Snider once said that a folk singer needs to be able to set up in 15 minutes and get off the stage in 5, it’s a practical production thing but it’s also a philosophy for life. Snider doesn’t even carry keys or a wallet, much less a cell phone.
“A lean dog runs a long race,” he says. “The less you need the better.”
No phone, no pool, no pets. King of the Road.
He has no plans to slack off his nearly constant touring. He says his father died at 54 and now at age 53, every day he gets is fine by him.
“If I dropped tomorrow, I’d be at peace with it,” he says. “I never thought I’d get this far. I did a ton of drinking and drugs; I was in a dangerous band for a long time.”
That band was The Hard Working Americans, a “supergroup” with the bassist Dave Schools from Widespread Panic, Chad Staehly of Great American Taxi on keyboards and Duane Trucks, also from Widespread Panic, younger brother to Derek, on drums. In 2019, founding guitarist Neal Casal died.
“We lived that shit, we stomped on it,” he says. “Playing rock ’n’ roll is not as easy as it sounds. We did it the old-fashioned way. No one stopped ever. It was the band the whole time. I’d take acid for huge stretches at a time. You’d get off the bus to get a fucking snow cone and some hippie would be there and hand you drugs. I think that was the last opportunity I’ll have to live like that.”
Snider put most of that down a few years back. He quit drinking and everything else but the weed he smokes daily.
“I don’t regret it or feel ashamed of it, I just knew I didn’t like it anymore.”
These days Snider is nostalgic and ruminative, his latest album, Cash Cabin Sessions, Vol. 3 delves into mortality, unfinished songs and the like. It looks back at the way things were and things that have just disappeared.
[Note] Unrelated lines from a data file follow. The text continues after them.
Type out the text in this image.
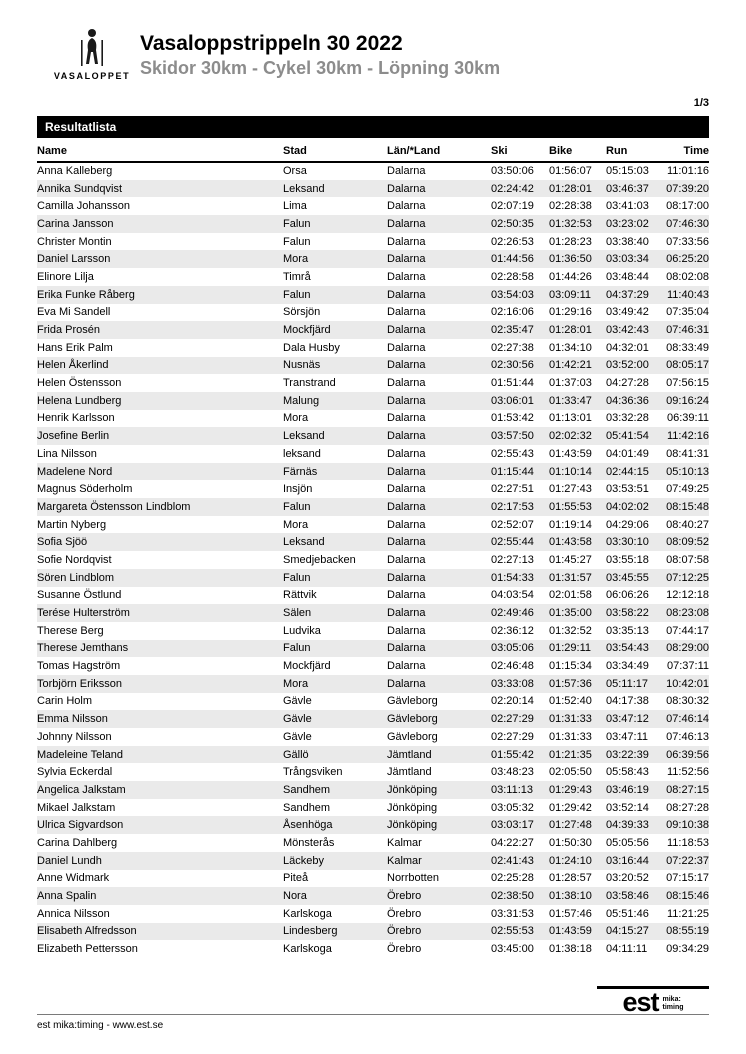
VASALOPPET
Vasaloppstrippeln 30 2022
Skidor 30km - Cykel 30km - Löpning 30km
1/3
Resultatlista
Name	Stad	Län/*Land	Ski	Bike	Run	Time
Anna Kalleberg	Orsa	Dalarna	03:50:06	01:56:07	05:15:03	11:01:16
Annika Sundqvist	Leksand	Dalarna	02:24:42	01:28:01	03:46:37	07:39:20
Camilla Johansson	Lima	Dalarna	02:07:19	02:28:38	03:41:03	08:17:00
Carina Jansson	Falun	Dalarna	02:50:35	01:32:53	03:23:02	07:46:30
Christer Montin	Falun	Dalarna	02:26:53	01:28:23	03:38:40	07:33:56
Daniel Larsson	Mora	Dalarna	01:44:56	01:36:50	03:03:34	06:25:20
Elinore Lilja	Timrå	Dalarna	02:28:58	01:44:26	03:48:44	08:02:08
Erika Funke Råberg	Falun	Dalarna	03:54:03	03:09:11	04:37:29	11:40:43
Eva Mi Sandell	Sörsjön	Dalarna	02:16:06	01:29:16	03:49:42	07:35:04
Frida Prosén	Mockfjärd	Dalarna	02:35:47	01:28:01	03:42:43	07:46:31
Hans Erik Palm	Dala Husby	Dalarna	02:27:38	01:34:10	04:32:01	08:33:49
Helen Åkerlind	Nusnäs	Dalarna	02:30:56	01:42:21	03:52:00	08:05:17
Helen Östensson	Transtrand	Dalarna	01:51:44	01:37:03	04:27:28	07:56:15
Helena Lundberg	Malung	Dalarna	03:06:01	01:33:47	04:36:36	09:16:24
Henrik Karlsson	Mora	Dalarna	01:53:42	01:13:01	03:32:28	06:39:11
Josefine Berlin	Leksand	Dalarna	03:57:50	02:02:32	05:41:54	11:42:16
Lina Nilsson	leksand	Dalarna	02:55:43	01:43:59	04:01:49	08:41:31
Madelene Nord	Färnäs	Dalarna	01:15:44	01:10:14	02:44:15	05:10:13
Magnus Söderholm	Insjön	Dalarna	02:27:51	01:27:43	03:53:51	07:49:25
Margareta Östensson Lindblom	Falun	Dalarna	02:17:53	01:55:53	04:02:02	08:15:48
Martin Nyberg	Mora	Dalarna	02:52:07	01:19:14	04:29:06	08:40:27
Sofia Sjöö	Leksand	Dalarna	02:55:44	01:43:58	03:30:10	08:09:52
Sofie Nordqvist	Smedjebacken	Dalarna	02:27:13	01:45:27	03:55:18	08:07:58
Sören Lindblom	Falun	Dalarna	01:54:33	01:31:57	03:45:55	07:12:25
Susanne Östlund	Rättvik	Dalarna	04:03:54	02:01:58	06:06:26	12:12:18
Terése Hulterström	Sälen	Dalarna	02:49:46	01:35:00	03:58:22	08:23:08
Therese Berg	Ludvika	Dalarna	02:36:12	01:32:52	03:35:13	07:44:17
Therese Jemthans	Falun	Dalarna	03:05:06	01:29:11	03:54:43	08:29:00
Tomas Hagström	Mockfjärd	Dalarna	02:46:48	01:15:34	03:34:49	07:37:11
Torbjörn Eriksson	Mora	Dalarna	03:33:08	01:57:36	05:11:17	10:42:01
Carin Holm	Gävle	Gävleborg	02:20:14	01:52:40	04:17:38	08:30:32
Emma Nilsson	Gävle	Gävleborg	02:27:29	01:31:33	03:47:12	07:46:14
Johnny Nilsson	Gävle	Gävleborg	02:27:29	01:31:33	03:47:11	07:46:13
Madeleine Teland	Gällö	Jämtland	01:55:42	01:21:35	03:22:39	06:39:56
Sylvia Eckerdal	Trångsviken	Jämtland	03:48:23	02:05:50	05:58:43	11:52:56
Angelica Jalkstam	Sandhem	Jönköping	03:11:13	01:29:43	03:46:19	08:27:15
Mikael Jalkstam	Sandhem	Jönköping	03:05:32	01:29:42	03:52:14	08:27:28
Ulrica Sigvardson	Åsenhöga	Jönköping	03:03:17	01:27:48	04:39:33	09:10:38
Carina Dahlberg	Mönsterås	Kalmar	04:22:27	01:50:30	05:05:56	11:18:53
Daniel Lundh	Läckeby	Kalmar	02:41:43	01:24:10	03:16:44	07:22:37
Anne Widmark	Piteå	Norrbotten	02:25:28	01:28:57	03:20:52	07:15:17
Anna Spalin	Nora	Örebro	02:38:50	01:38:10	03:58:46	08:15:46
Annica Nilsson	Karlskoga	Örebro	03:31:53	01:57:46	05:51:46	11:21:25
Elisabeth Alfredsson	Lindesberg	Örebro	02:55:53	01:43:59	04:15:27	08:55:19
Elizabeth Pettersson	Karlskoga	Örebro	03:45:00	01:38:18	04:11:11	09:34:29
est mika:
timing
est mika:timing - www.est.se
Pay phones, cigarettes on airplanes the newspaper. And, he says, wistfully, rock ’n’ roll.
“Rock ’n’ roll kind of really seems be kind of gone,” he says. “Sure, there are folks making good rock ’n’ roll, Jack White, guys like that but it’s the lifestyle I don’t see as much. It was a tribal thing and there was an intensity and seriousness to all of it. There used to be this genuine drive to make a difference, not just entertain. When the Beatles sang ‘All You Need is Love’ they had everything in the world to lose but they said it.”
“These new bands don’t seem to hardly be saying anything in their songs,” Snider continues. “They’re good songs, clever but it just feels like a word salad sometimes. I know less about that songwriter than I did when I started. The only guy that I see out there just baring it all is Kanye West. He just took his pants down and left them down, I sometimes feel sad for him and I wish the best for him, but I say don’t change it.”